Après 3 jours d’audiences, les 12 jurés ont pu poser leurs premières questions. Aux enquêteurs mais aussi directement aux accusés.
Après quelques secondes d’hésitation, un premier juré se lève micro à la main. Il s’adresse aux policiers qui viennent de clôturer la présentation de leur enquête sur les faits survenus le 20 mars 2022. Une première question précise sur la distance à laquelle se trouvait la voiture 2,5 secondes avant l’impact. La présidente indique alors que cette question devra attendre ce jeudi et l’audition de l’expert automobile pour obtenir une réponse.
Les jurés questionnent directement les accusés
Mais ce premier juré n’en reste pas là et enchaine avec une question directement adressée à Paolo Falzone : « Avez-vous déjà percuté un petit animal avec votre voiture ? » Paolo Falzone se lève et indique qu’il déjà écrasé un chat.
Des accusés que le jury distingue désormais clairement. Paolo Falzone et Antonino Falzone sont en effet installés depuis ce mercredi sur une petite estrade. Jusqu'alors ils étaient positionnés à l'arrière de leurs avocats, au niveau du sol et donc difficilement visibles par les jurés.
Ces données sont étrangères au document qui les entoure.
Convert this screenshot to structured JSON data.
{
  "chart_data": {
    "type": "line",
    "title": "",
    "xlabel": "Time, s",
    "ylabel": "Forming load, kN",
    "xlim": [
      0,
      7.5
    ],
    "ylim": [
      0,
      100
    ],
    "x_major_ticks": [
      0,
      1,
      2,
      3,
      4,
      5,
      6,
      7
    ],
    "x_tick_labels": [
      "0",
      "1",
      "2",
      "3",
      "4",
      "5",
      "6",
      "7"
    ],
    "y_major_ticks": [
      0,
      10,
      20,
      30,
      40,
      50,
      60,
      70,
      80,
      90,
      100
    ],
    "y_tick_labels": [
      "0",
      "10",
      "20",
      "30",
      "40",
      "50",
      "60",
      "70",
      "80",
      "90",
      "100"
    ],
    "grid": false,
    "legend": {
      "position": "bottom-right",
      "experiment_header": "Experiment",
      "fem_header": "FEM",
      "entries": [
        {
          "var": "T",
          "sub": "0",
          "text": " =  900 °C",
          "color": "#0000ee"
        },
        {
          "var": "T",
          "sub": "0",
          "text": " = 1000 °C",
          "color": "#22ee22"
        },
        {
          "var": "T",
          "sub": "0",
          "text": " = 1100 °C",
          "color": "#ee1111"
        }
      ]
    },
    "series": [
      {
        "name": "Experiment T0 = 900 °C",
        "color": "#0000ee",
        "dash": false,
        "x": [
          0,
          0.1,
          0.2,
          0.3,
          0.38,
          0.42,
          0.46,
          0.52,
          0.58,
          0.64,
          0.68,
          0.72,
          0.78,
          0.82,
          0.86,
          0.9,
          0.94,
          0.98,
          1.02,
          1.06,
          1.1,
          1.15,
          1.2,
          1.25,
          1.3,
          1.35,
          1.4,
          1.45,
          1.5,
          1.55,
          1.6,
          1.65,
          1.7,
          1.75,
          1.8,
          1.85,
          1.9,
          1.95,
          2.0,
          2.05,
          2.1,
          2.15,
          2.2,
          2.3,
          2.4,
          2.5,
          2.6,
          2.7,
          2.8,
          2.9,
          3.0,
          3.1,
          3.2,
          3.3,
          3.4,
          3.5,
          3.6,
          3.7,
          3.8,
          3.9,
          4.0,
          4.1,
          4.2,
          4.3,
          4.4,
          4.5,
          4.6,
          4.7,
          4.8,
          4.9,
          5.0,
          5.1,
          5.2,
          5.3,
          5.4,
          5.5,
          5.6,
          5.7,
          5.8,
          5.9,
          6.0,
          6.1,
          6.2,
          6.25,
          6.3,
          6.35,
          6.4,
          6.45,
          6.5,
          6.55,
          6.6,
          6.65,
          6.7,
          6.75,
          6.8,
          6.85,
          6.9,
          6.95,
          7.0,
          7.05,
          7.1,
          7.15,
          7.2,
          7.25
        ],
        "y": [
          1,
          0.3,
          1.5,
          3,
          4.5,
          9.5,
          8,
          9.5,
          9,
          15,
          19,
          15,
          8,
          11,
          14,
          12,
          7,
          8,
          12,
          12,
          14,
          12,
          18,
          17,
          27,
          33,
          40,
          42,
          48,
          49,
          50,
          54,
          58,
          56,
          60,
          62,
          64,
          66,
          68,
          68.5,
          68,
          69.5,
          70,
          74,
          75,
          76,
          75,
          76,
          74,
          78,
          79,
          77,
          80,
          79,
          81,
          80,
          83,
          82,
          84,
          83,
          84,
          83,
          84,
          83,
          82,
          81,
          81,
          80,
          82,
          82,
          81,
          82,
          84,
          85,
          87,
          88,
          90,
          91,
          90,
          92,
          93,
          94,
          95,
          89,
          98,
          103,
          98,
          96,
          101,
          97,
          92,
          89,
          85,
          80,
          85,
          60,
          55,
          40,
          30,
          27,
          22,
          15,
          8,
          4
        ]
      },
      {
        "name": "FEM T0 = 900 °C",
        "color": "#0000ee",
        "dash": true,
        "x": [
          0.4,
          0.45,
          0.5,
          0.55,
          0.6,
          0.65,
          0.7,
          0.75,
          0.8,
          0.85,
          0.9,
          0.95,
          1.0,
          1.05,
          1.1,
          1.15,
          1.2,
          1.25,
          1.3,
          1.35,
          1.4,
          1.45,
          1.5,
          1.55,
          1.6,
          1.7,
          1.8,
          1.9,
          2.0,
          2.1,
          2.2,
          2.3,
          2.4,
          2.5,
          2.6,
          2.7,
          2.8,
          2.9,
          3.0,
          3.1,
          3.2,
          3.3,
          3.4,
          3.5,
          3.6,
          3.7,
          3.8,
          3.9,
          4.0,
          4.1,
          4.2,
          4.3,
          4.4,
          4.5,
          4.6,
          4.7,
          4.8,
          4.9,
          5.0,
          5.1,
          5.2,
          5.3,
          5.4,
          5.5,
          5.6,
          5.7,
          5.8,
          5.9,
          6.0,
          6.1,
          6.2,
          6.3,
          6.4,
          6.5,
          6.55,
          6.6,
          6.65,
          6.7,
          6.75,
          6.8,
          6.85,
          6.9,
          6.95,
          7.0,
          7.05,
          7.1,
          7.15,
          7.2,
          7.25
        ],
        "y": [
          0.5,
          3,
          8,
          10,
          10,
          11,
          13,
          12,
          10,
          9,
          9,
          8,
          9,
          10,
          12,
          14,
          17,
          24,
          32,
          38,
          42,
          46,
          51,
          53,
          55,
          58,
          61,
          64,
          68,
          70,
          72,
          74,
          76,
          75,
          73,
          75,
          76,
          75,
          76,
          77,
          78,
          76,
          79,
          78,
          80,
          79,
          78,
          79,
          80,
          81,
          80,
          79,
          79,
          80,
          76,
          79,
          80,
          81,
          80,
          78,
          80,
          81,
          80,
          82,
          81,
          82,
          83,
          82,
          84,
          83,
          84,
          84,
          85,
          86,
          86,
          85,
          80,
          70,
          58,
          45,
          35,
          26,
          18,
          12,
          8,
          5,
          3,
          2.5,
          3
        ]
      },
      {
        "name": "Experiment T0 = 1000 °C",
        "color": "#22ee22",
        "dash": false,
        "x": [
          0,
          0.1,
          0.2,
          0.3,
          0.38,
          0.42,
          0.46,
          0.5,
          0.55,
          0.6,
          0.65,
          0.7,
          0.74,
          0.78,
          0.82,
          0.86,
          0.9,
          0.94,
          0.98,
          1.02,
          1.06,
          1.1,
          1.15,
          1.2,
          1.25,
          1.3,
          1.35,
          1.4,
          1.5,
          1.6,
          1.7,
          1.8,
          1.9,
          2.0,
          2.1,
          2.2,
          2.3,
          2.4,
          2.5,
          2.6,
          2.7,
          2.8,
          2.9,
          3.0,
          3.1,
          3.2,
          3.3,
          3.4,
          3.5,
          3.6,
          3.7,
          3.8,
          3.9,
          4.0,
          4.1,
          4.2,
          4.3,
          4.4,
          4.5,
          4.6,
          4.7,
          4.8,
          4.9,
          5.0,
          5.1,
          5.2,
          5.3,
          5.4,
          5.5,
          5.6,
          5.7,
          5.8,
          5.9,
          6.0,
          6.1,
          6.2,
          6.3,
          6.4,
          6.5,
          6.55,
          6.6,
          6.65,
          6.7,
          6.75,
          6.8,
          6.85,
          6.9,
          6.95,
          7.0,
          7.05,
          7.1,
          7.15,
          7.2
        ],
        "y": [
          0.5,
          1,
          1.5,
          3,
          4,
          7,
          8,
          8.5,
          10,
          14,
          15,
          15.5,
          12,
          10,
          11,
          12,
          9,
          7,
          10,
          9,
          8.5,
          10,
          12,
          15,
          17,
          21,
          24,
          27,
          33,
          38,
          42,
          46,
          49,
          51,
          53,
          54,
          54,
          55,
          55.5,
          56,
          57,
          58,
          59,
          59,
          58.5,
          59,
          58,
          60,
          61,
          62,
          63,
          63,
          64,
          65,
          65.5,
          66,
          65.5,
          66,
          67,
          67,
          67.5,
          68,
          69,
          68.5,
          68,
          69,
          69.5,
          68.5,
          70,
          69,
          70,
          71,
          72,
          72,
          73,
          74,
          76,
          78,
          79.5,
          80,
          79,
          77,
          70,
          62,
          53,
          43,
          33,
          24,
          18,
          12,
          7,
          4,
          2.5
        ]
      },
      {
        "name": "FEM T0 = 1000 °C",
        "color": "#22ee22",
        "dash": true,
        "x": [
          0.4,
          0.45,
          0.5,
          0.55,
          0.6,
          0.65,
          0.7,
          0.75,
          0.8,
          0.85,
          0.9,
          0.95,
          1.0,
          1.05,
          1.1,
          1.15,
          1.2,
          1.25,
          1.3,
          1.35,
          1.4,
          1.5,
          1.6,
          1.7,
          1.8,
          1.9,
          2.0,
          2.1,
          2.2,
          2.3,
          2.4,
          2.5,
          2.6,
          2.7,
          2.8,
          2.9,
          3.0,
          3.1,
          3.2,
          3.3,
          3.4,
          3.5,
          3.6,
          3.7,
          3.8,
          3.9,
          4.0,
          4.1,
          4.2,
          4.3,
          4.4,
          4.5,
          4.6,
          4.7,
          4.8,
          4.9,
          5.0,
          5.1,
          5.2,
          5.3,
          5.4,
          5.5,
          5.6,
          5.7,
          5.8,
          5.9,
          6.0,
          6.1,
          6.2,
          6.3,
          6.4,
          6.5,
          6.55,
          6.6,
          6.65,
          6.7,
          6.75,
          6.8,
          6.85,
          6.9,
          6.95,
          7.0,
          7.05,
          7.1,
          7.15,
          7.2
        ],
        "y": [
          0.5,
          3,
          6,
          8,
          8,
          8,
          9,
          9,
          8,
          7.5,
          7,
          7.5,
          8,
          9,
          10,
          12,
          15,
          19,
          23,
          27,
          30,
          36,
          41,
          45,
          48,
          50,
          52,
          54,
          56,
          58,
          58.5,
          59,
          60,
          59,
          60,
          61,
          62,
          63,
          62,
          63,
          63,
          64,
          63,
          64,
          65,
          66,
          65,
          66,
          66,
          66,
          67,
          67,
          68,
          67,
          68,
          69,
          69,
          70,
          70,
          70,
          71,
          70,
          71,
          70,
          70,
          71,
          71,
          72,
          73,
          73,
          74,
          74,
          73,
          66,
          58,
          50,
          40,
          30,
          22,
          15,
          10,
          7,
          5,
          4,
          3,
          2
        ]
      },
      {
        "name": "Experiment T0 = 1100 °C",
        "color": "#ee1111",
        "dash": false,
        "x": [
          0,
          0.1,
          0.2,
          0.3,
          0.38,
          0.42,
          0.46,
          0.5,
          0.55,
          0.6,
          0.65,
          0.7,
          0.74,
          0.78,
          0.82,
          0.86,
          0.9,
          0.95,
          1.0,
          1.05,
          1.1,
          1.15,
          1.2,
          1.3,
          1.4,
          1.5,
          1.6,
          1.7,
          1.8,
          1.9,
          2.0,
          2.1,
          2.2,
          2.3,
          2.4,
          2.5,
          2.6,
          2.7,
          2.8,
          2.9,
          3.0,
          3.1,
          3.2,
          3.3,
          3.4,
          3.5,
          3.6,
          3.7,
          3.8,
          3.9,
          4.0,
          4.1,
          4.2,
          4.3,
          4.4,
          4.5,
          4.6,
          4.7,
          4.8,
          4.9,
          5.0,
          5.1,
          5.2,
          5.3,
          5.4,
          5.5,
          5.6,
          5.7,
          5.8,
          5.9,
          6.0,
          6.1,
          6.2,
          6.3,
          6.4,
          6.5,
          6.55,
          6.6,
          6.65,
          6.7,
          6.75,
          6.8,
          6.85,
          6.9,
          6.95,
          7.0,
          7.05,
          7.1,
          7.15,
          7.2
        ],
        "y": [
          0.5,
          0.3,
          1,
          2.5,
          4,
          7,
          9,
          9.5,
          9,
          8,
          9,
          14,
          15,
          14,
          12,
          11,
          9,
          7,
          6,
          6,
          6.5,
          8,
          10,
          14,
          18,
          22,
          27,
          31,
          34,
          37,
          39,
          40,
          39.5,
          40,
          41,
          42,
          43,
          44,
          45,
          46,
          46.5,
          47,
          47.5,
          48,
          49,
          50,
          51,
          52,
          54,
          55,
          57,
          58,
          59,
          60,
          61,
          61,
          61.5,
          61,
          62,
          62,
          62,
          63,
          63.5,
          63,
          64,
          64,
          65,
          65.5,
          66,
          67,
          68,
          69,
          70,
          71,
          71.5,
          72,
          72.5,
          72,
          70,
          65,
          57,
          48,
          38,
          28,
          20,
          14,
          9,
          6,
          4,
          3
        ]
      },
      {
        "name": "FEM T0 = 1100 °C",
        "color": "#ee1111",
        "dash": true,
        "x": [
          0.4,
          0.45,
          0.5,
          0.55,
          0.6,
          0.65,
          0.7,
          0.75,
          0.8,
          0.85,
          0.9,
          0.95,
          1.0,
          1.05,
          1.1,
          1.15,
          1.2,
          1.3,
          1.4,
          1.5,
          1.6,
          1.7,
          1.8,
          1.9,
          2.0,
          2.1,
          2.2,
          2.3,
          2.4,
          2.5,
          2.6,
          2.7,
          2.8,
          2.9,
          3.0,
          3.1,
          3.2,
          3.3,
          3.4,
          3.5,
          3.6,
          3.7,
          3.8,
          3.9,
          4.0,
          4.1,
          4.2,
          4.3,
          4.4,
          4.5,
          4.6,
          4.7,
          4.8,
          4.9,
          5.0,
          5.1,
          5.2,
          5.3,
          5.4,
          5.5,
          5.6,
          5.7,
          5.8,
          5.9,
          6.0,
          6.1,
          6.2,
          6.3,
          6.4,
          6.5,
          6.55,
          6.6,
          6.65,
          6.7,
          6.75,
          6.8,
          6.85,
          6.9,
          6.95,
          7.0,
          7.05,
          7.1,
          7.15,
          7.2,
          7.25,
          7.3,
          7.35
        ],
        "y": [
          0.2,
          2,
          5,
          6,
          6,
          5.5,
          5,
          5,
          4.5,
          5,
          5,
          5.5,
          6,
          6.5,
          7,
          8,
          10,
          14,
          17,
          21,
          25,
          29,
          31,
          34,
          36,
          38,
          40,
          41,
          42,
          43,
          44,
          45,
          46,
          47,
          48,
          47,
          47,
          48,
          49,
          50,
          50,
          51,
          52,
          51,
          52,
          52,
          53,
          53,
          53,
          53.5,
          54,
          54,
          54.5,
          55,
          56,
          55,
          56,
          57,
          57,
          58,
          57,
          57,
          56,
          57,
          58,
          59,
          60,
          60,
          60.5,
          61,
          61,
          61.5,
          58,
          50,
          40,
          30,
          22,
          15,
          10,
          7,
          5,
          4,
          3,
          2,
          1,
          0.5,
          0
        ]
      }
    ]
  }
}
Une fois ces premières questions posées, d’autres jurés se manifestent et les questions s’enchainent.
Un juré demande ainsi à Antonino Falzone si, sur la route, il a fait la morale à son ami qui se filmait au volant.
« J’ai appris après qu’il filmait, uniquement lorsque les policiers m’ont montré la vidéo de Paolo. Je ne faisais pas attention à ce qu’il faisait, ni à sa vitesse et sa conduite. », répond-il.
Un autre juré demande l’état d’esprit d’Antonino Falzone lorsque les policiers l’ont interpellé.
« Il m’a paru éteint. Il était ailleurs. Il a fallu aller vers lui et essayer de le ramener à nous. Il était dans un état de choc mais il a répondu aux injonctions. », répond un policier.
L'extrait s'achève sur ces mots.